Der Kinobesuch ist eine Brücke dazu. Mäandernd und traumwandlerisch gleitet der Assoziationsstrom von den Besprechungen des serbischen Films "Underground" in den großen französischen Blättern, in denen Handke die damals verbreiteten anti-serbischen Ressentiments aufspürt, über zu der, wie ihm vorkommt, ebenso einseitigen Berichterstattung über die großen Ereignisse des jugoslawischen Bürgerkriegs, die von denselben Blättern gleichfalls betrieben wurde.

Es ist hier wichtig festzuhalten, dass Handke dabei zwar die Serben durchaus wütend verteidigt – dass aber dennoch nichts an seiner Kritik an den Medien einem serbischen Nationalismus das Wort redet oder gar einem serbischen Großreich, auch wenn das nun von den Handke-Kritikern noch so oft behauptet wird. Warum sollte das denn auch der Fall sein? Handke selbst ist slowenischstämmig.

Was Handke viel eher bewegte, und das wird im Übrigen noch deutlicher, wenn man den kleineren beigefügten Text "Abschied des Träumers vom Neunten Land" liest, das war vielmehr ganz im Gegenteil eine Art sentimentaler Trauer um den Vielvölkerstaat Jugoslawien mit seiner kulturellen und nationalen Vielfalt. Was ihn schmerzt, das ist, wie hier Völker aufeinander losgehen und gegeneinander aufgehetzt werden, die eigentlich Brüder sein sollten. 

Und Handke legt seine eigene Zerrissenheit offen, wenn er zuerst einbekennt, wie ein Teil von ihm von einem enormen Hass auf Radovan Karadžić gepackt wurde, als er die ersten Bilder von in Sarajewo getöteten Kindern zu Gesicht bekam, so dass er am liebsten gesehen hätte, wenn einer den bosnisch-serbischen Präsidenten umgebracht hätte; wenn er aber dann gleichzeitig doch nicht daran glauben will, dass sich alles so einfach in Gut und Böse, in Schwarz und Weiß teilen lässt, wie das die Weltöffentlichkeit gerne haben möchte.

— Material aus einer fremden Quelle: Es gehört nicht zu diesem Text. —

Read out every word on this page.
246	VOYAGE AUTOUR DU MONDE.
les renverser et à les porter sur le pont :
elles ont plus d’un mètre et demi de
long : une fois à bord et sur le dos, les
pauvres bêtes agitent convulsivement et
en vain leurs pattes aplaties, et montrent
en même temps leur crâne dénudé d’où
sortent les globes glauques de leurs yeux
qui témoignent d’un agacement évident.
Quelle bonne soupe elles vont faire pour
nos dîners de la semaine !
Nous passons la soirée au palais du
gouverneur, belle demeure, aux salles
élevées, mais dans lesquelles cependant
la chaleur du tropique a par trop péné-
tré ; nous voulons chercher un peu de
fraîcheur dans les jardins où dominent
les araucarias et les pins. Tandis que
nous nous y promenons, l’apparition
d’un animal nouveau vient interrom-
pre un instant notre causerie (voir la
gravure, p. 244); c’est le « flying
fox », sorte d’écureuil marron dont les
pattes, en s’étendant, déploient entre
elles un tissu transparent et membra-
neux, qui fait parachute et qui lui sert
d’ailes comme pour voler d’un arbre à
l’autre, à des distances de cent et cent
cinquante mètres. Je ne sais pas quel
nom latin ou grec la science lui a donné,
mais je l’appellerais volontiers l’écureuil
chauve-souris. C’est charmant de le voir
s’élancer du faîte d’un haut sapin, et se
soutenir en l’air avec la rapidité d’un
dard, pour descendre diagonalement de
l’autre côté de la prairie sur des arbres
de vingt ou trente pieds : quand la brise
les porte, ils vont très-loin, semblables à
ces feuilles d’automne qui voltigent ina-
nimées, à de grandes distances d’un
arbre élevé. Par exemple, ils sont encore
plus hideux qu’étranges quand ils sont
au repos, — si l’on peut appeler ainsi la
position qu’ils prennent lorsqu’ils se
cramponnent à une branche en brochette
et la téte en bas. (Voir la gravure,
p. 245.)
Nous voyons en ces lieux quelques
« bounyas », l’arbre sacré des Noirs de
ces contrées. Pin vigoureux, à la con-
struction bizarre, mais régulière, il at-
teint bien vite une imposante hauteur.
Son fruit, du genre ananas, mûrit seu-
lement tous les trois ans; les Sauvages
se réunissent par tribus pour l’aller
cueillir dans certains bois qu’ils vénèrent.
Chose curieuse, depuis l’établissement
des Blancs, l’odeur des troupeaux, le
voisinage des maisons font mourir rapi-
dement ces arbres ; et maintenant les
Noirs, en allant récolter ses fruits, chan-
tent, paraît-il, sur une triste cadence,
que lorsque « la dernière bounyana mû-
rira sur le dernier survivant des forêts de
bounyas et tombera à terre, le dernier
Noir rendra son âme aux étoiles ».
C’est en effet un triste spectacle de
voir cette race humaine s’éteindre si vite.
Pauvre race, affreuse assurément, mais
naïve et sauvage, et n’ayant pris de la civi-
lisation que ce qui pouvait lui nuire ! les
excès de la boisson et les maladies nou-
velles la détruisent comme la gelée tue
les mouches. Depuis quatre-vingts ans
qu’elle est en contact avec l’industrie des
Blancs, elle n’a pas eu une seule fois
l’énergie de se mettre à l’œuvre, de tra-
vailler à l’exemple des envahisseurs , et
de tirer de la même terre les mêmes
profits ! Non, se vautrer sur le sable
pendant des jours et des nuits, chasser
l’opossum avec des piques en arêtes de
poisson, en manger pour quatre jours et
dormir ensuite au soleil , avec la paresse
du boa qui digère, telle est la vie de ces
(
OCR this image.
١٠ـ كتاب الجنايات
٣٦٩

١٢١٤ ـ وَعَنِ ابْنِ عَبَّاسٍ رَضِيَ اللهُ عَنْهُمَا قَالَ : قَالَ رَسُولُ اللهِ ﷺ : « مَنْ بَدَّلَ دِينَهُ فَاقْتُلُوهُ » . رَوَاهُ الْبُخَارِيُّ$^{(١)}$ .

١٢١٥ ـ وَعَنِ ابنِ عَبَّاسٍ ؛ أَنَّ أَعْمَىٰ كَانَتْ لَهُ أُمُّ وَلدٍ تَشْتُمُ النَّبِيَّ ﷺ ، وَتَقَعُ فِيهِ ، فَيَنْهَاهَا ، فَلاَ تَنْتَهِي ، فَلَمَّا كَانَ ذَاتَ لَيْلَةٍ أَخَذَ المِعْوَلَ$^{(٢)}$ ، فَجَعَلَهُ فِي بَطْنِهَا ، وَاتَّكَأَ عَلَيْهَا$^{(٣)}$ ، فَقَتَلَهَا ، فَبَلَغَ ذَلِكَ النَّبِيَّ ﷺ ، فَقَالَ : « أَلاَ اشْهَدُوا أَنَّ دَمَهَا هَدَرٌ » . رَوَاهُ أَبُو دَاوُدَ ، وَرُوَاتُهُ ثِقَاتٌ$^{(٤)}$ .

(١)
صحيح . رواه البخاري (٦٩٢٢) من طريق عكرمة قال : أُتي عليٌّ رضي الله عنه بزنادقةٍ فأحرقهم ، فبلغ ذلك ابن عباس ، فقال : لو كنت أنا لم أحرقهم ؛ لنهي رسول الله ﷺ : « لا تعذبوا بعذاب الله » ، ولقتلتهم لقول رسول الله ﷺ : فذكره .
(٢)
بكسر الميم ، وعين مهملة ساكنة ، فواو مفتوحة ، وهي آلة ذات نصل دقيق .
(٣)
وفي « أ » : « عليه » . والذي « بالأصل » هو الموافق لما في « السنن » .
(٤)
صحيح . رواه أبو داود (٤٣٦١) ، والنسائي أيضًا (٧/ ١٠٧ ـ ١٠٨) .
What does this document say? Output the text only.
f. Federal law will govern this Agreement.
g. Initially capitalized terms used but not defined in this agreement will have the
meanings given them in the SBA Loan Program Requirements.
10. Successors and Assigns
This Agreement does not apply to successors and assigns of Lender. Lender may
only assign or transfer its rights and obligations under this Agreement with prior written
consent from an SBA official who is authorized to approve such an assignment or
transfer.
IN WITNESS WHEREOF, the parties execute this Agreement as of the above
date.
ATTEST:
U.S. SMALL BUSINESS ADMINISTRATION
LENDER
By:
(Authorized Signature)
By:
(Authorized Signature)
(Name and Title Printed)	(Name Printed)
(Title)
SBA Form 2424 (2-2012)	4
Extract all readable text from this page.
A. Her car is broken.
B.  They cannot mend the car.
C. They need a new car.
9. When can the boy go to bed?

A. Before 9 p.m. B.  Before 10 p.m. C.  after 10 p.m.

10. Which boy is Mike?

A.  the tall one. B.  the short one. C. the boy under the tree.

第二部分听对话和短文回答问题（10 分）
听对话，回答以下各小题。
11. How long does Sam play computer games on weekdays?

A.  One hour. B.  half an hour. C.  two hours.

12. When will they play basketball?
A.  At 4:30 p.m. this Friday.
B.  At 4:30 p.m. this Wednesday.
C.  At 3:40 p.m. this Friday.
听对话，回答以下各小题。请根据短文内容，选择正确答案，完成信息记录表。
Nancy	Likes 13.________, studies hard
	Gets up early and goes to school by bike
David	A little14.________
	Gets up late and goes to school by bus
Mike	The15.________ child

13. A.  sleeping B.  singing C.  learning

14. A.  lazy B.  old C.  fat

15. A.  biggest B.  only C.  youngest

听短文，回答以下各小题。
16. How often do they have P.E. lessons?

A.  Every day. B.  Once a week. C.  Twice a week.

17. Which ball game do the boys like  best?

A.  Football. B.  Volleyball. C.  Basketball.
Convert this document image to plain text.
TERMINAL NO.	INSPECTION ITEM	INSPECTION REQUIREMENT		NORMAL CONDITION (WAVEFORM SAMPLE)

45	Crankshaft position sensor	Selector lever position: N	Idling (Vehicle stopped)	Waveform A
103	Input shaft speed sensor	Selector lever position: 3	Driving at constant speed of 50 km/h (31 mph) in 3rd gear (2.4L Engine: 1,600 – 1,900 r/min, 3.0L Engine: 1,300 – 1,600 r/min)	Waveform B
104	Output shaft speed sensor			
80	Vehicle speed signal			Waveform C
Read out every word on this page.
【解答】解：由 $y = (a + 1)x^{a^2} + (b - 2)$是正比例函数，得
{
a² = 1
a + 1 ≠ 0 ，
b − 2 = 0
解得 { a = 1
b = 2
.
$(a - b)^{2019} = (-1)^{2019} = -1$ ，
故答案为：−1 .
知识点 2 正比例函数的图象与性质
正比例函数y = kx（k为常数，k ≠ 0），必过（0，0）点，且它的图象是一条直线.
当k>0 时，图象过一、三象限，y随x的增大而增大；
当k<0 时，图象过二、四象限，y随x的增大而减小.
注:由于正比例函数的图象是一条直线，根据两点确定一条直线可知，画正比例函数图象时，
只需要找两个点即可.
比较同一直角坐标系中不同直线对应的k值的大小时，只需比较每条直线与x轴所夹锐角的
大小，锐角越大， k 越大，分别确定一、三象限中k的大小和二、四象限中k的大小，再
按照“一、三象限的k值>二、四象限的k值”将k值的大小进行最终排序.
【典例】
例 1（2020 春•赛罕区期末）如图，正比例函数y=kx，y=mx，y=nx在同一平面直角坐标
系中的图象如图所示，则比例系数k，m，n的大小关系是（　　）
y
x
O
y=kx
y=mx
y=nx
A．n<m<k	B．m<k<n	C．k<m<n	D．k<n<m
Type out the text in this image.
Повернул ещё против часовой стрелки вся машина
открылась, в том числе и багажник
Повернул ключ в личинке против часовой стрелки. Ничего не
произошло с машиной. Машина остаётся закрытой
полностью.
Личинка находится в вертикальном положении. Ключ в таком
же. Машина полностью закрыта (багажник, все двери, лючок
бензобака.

... als Möglichkeit von Humanismus

Und dann macht Handke das, was in der Tat ein jeder echter Humanist tun sollte: Er fordert sich selbst und den Leser auf, sich einmal in die "andere Seite" hineinzuversetzen, in einen Angehörigen der in Kroatien und Bosnien ansässigen Serben, über deren Köpfe hinweg gewaltsam neue Staaten gegründet worden waren, die sie plötzlich zu Fremdem im eigenen Land gemacht hatten, ja zu Vertriebenen.

Vor allem aber ist es die stereotype Sprache und Bildsprache der westlichen Medien, die Handke beschäftigt. Er sind die "feind- und kriegsbildverknallten" Darstellungen westlicher Journalisten, "über die Jahre immer in dieselbe Wort- und Bildkerbe dreschend, von ihrem Auslandshochsitz aus", die ihn empören. Er wendet sich gegen eine Weltpresse, die sich daran gewöhnt hat, die Serben immer nur als "Horde Slivovica trinkender serbischer Nationalisten, bäuerlicher Illuminierter und Paranoiker" zu karikieren, als ein Volk von "Vergewaltigern, Schlächtern und uneuropäischen Barbaren".

Die Serben – ein Volk von Bösewichtern?

Jeder, der, wie ich, in den 90ern in Mitteleuropa lebte, schon alt genug und ein halbwegs aufmerksamer, wacher Kopf war und regelmäßig Medien konsumierte, wird an dieser Stelle übrigens mit dieser Wahrnehmung Handkes übereinstimmen. Damals herrschte – auch in der österreichischen Öffentlichkeit – eine seltsame anti-serbische Grundstimmung, die mehr oder weniger genau auf das hinauslief, was er hier beschreibt. Ähnlich muss es vor dem Ersten Weltkrieg zugegangen sein, als das "Serbien muss sterbien!" kursierte. Gewisse simple Narrative hatten sich einbetoniert, Komplexität wurde unterschlagen, die Serben wurden nur mehr als halbe Tiere dargestellt, und sie waren natürlich von Grund auf bösartig und an allem schuld.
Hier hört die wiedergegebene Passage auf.